School_Lunch_Program
The World Food Program began a massive school lunch program this past May across the Central African Republic. This week, they began a campaign that aims to battle common intestinal worm infections in children in cooperation with the school lunch program.

Many children in the Central African Republic suffer from intestinal worm infections that affect their health, ability to intake nutrition, mental development and ability to study in school. The program that collaborates with UNICEF and the Ministry of Education aims to improve the health of 250,000 children across the Republic.

One deworming pill is effective for six months. When children are healthy and worm-free, they can both focus in school and study at home more effectively.

The school lunch program that began in early May of 2015 has been very effective so far. Over 155,000 metric tons of food have been distributed. Ninety schools, over 70,000 primary school children and 4,300 elementary school children across the capital of the Central African Republic are currently receiving school lunches.

The meal includes rice, beans, oil and salt. In many cases, this school lunch is the only food children will consume in a day. The food encourages families to value attendance and enrollment in school. It also improves the efficacy of the children’s schooling experience, enabling concentration and enthusiasm.

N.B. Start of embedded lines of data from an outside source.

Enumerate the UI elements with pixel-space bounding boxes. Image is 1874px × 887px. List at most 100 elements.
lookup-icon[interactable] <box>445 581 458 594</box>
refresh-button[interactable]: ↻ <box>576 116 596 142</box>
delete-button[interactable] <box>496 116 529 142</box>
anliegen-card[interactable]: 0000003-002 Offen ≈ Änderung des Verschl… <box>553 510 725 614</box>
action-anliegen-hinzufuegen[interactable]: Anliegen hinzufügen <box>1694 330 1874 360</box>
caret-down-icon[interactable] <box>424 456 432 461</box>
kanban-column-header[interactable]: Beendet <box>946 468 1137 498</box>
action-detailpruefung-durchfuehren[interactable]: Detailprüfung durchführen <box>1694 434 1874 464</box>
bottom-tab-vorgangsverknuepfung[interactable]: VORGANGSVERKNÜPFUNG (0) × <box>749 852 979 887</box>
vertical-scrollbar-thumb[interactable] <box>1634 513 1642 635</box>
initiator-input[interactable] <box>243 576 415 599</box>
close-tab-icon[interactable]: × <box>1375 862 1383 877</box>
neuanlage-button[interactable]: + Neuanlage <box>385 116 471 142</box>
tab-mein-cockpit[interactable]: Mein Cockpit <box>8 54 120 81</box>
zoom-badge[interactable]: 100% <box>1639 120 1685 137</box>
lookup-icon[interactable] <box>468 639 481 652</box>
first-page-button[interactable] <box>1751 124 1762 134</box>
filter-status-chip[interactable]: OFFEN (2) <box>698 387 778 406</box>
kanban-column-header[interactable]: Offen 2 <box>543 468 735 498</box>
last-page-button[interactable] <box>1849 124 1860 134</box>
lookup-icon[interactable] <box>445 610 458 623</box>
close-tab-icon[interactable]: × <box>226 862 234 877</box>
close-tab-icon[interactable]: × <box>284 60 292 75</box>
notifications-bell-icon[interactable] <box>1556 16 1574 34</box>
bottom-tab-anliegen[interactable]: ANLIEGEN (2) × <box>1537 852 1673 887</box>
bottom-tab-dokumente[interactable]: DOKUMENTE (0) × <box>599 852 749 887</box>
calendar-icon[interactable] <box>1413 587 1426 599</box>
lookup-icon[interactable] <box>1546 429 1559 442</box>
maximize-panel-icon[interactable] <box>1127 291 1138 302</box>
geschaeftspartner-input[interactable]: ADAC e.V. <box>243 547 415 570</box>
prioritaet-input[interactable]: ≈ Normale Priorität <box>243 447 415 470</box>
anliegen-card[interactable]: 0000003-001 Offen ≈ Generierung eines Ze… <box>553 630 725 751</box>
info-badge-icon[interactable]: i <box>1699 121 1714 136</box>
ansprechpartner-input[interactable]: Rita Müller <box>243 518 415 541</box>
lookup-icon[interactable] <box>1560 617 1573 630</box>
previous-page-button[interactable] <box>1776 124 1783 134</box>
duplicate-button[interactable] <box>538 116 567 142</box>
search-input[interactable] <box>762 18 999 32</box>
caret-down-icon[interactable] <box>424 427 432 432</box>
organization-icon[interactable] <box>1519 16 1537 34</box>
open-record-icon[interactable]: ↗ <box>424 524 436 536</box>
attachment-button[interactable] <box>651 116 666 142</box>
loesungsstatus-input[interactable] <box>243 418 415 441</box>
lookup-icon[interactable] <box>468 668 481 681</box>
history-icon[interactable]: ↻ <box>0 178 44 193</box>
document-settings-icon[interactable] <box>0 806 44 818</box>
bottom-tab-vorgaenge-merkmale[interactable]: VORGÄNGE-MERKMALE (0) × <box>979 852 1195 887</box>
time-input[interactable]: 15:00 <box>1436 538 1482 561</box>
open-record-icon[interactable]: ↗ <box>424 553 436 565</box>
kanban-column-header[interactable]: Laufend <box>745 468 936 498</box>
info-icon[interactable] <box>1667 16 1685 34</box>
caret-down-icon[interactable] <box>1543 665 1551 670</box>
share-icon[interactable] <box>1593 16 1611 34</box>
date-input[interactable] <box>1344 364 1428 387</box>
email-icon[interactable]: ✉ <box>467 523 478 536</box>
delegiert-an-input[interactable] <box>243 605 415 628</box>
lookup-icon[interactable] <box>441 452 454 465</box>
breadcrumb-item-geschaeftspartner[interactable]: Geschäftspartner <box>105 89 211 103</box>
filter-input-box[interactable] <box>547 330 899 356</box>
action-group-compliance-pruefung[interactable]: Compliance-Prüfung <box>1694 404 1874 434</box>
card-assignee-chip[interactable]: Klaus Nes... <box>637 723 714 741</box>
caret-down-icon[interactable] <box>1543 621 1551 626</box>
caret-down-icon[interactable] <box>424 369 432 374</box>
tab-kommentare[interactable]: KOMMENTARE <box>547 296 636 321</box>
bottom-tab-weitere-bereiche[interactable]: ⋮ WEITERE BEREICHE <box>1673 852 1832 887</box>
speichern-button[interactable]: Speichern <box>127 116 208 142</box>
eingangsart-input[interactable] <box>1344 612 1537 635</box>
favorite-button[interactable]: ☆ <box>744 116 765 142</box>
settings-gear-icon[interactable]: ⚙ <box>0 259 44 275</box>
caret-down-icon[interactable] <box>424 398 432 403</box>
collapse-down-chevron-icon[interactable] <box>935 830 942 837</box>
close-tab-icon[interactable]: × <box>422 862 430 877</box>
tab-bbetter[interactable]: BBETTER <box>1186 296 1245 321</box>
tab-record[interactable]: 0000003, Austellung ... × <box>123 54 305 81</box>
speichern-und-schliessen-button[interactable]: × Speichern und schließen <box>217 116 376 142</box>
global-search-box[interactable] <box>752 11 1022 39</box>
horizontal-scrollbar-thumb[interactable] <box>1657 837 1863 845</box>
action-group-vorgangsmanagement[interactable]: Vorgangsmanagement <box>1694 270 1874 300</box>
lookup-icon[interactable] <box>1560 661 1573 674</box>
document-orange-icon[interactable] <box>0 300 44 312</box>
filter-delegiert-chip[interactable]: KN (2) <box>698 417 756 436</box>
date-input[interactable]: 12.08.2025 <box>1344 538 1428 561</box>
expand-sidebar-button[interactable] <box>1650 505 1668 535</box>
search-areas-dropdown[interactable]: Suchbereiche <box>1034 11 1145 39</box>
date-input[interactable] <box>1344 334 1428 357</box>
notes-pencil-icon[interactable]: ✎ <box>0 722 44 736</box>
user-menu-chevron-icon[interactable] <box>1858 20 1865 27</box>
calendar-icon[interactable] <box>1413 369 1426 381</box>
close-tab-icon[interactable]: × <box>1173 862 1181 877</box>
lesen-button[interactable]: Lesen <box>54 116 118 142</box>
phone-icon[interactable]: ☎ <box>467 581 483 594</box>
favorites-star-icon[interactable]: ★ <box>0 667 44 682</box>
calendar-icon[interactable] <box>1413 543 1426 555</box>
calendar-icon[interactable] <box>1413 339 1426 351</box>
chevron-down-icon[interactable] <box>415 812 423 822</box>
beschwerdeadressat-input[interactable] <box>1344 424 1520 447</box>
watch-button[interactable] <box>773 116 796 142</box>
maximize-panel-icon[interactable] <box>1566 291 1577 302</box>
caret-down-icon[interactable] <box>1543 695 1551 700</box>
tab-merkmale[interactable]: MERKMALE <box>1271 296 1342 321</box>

The school lunch and deworming campaign in the Central African Republic follows political violence, armed conflict and chaos that began in December of 2014. Thousands of people have been killed and almost 1 million have left their homes due to political violence.

The instability and violence caused the majority of schools in the Central African Republic to close, leaving children without access to education. The few schools that remained open were too unsafe for children to attend. According to the U.N. Office for the Coordination of Humanitarian Affairs, about 45 percent of schools are currently still closed in the Central African Republic and 35 percent of the population is food insecure.

According to the U.N., 3,500 to 6,000 children have been recruited as child soldiers in armed groups in the Central African Republic. Parents and many organizations like World Vision are encouraging school attendance in an effort to diminish children’s vulnerability to recruitment.

According to World Vision, Claudia Geraldine, a teacher from Bangui that educates boys and girls from age 5 to age 14 said, “I’m encouraging parents to send children to school now because it is safe.”

The school lunch and deworming programs have so far been successful due to the tenacious, determined, collaborative efforts of local community members along with large organizations. “Everybody plays a part in the process. The head of the school organizes the logistics and mobilizes parents to help. Local women volunteer to prepare the food, and the children fetch water. This is making a real difference in the lives of children in Bangui,” said Fikru Gebeyehu, a World Vision food assistance expert.